Dass Wien das umstrittene Vorhaben von Michael Tojners Wertinvest politisch gutheißt, ist bekannt. Dennoch hat die Behörde den Sachverhalt unabhängig zu prüfen – schließlich ist die UVP der Schlüssel zur Baugenehmigung (siehe Kasten). Die Entscheidung Wiens basierte letztlich auf dem Gutachten der nicht amtlichen Sachverständigen Christa Reicher, die Städtebau-Professorin an der Universität Aachen ist.
Erstes Gutachten kritisch
Sie liefert am 24. Februar 2023 zunächst eine über viele Passagen kritische Stellungnahme ab: Die barocke Sichtbeziehung vom Belvedere aus („Canaletto-Blick“), die für die UNESCO immer entscheidend war, würde durch die 56,5 und 47,85 Meter hohen Gebäude „insofern drastisch verändert, als dass sich ein wesentlich höherer Baukörper im Hintergrund des unteren Schlosses auftürmt“.
Der vorgesehene Wohnturm sei „im Kontext der Umgebung“ eine „übertriebene städtebauliche Geste“; den geplanten Abriss des Hotels Intercontinental (zugunsten eines höheren Hotel-Neubaus) sieht Reicher ebenfalls kritisch, da das Gebäude „baukulturellen Wert“ besitze, nämlich in seiner Eigenschaft als „Zeitzeuge der Wiener Moderne“.

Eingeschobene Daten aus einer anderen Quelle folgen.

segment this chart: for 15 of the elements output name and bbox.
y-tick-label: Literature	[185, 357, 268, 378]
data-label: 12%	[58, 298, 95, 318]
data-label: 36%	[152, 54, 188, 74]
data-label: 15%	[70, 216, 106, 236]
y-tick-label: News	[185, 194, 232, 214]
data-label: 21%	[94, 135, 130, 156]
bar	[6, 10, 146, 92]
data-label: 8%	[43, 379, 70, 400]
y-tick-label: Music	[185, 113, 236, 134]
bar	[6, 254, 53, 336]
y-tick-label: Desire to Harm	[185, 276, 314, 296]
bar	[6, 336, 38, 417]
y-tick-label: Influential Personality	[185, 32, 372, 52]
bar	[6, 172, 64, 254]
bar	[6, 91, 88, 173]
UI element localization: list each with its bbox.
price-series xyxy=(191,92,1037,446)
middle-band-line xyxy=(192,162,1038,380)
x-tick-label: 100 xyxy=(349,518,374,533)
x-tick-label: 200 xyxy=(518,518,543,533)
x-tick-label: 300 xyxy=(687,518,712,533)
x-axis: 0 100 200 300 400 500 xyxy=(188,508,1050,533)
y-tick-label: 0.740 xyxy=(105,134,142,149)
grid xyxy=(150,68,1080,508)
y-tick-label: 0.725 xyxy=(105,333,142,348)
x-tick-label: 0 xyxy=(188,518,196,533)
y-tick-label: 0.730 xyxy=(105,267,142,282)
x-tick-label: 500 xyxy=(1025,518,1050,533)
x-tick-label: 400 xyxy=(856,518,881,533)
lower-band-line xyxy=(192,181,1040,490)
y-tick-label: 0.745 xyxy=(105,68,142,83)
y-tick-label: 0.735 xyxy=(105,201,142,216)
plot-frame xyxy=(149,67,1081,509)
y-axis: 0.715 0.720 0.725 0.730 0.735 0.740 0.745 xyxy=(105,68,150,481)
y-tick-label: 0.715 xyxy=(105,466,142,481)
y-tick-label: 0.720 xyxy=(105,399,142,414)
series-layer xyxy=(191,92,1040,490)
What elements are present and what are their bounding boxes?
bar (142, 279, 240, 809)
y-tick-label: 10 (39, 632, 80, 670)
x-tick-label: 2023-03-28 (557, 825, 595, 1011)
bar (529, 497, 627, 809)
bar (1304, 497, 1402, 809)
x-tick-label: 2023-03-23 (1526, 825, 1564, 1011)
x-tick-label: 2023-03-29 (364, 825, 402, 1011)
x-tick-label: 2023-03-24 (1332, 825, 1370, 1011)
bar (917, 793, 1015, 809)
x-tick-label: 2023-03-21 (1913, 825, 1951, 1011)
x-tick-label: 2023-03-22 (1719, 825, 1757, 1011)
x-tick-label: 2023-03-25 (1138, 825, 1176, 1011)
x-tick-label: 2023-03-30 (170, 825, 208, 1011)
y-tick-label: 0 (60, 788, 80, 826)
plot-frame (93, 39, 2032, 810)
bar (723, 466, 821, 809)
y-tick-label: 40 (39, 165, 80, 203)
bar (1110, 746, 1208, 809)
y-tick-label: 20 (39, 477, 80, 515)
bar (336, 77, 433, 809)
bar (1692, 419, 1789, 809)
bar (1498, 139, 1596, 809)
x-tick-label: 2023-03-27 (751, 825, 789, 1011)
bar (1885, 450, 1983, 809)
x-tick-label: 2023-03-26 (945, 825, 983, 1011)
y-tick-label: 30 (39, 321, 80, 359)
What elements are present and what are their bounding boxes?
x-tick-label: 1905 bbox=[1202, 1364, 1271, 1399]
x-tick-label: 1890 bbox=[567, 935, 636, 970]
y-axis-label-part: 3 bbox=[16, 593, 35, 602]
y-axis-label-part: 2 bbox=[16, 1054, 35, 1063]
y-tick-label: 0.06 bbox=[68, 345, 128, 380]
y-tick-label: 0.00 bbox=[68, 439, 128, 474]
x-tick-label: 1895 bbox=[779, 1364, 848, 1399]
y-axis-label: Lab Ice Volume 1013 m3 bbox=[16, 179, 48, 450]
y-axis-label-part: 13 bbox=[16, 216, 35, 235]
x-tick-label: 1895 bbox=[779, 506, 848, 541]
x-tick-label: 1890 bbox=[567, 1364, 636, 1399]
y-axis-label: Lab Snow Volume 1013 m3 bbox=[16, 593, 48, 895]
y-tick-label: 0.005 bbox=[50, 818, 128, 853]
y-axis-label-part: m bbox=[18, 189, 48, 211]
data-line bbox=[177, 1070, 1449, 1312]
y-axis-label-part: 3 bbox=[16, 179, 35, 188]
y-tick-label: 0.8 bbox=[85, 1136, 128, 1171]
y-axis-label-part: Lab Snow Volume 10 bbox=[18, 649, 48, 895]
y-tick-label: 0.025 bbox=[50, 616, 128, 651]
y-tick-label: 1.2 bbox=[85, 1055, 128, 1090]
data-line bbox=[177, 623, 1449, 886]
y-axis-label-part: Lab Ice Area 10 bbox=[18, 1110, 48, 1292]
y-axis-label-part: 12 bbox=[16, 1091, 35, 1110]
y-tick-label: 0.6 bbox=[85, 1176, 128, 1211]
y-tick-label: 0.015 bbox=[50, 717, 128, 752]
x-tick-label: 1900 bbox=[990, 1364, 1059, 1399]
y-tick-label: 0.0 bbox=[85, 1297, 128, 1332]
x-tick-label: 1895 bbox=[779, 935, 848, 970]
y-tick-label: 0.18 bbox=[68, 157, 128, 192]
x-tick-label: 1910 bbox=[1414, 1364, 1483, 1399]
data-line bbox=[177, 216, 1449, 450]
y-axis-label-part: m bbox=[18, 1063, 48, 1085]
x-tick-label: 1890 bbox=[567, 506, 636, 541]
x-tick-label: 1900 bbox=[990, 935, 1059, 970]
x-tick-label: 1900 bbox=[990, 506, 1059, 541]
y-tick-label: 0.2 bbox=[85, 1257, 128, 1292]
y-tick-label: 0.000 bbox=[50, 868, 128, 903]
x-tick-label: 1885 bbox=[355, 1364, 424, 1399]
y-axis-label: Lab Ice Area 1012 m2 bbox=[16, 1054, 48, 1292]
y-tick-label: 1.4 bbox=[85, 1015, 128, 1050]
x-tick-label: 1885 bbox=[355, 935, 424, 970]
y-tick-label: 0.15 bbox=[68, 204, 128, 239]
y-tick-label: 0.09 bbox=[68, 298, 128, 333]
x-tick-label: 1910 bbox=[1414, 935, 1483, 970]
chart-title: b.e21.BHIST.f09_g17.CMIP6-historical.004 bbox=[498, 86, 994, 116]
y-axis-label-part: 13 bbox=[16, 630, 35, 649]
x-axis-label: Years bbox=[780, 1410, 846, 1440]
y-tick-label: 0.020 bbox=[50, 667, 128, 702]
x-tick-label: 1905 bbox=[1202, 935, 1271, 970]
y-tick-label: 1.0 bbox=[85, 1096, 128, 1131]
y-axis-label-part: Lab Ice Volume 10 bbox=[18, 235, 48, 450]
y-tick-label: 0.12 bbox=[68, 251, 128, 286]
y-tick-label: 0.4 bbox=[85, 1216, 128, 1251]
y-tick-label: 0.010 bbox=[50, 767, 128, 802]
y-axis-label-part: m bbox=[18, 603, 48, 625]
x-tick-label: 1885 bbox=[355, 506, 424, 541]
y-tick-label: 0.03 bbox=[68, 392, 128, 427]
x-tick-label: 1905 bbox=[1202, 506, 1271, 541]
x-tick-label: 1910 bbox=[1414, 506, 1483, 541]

"Als erheblich zu bezeichnen"
In Summe sieht die Expertin in gleich fünf Bereichen – Stadtmorphologie, Stadtansichten, barocke Schloss- und Gartenanlagen, gründerzeitlicher Städtebau und Wiener Moderne – Probleme, weshalb sie festhält: „Die genannten zu erwartenden Beeinträchtigungen (...) können auf den ersten Blick durchaus als erheblich bezeichnet werden.“ Und: „Es ist zu erwarten, dass (...) starke Beeinträchtigungen auf die funktionale, strukturelle und visuelle Integrität hervorgerufen werden.“
Am Ende ihrer Expertise, die Reicher nur als „ein Baustein im Kontext weiterer Untersuchungen“ sieht, schwenkt sie aber um und findet: Die „zu erwartenden Beeinträchtigungen des Schutzzwecks der UNESCO-Welterbestätte“ seien „nicht als erheblich einzustufen“.
Die Wünsche des Rathauses
Dann passiert Folgendes: Zunächst bespricht sich Reicher in Wien mit den Beamten der MA 22, ehe sie von dort beauftragt wird, das Gutachten „zu überarbeiten bzw. zu ergänzen“, da es in einigen Punkten „nicht nachvollziehbar“ sei. Konkret geht es um die „Ableitbarkeit des Ergebnisses“, wonach die zu erwartenden Beeinträchtigungen „nicht als erheblich einzustufen sind“. Heißt im Klartext: Die kritischen Anmerkungen Reichers verwässern das Endergebnis – oder wie es im Schreiben heißt: Ein Gutachten muss „zu einem abschließenden Ergebnis kommen“. Bemerkenswert ist auch, dass der Umweltschutz-Beamte der Städtebau-Professorin Nachhilfe in Sachen Intercontinental gibt und dessen baukulturelle Bedeutung bezweifelt.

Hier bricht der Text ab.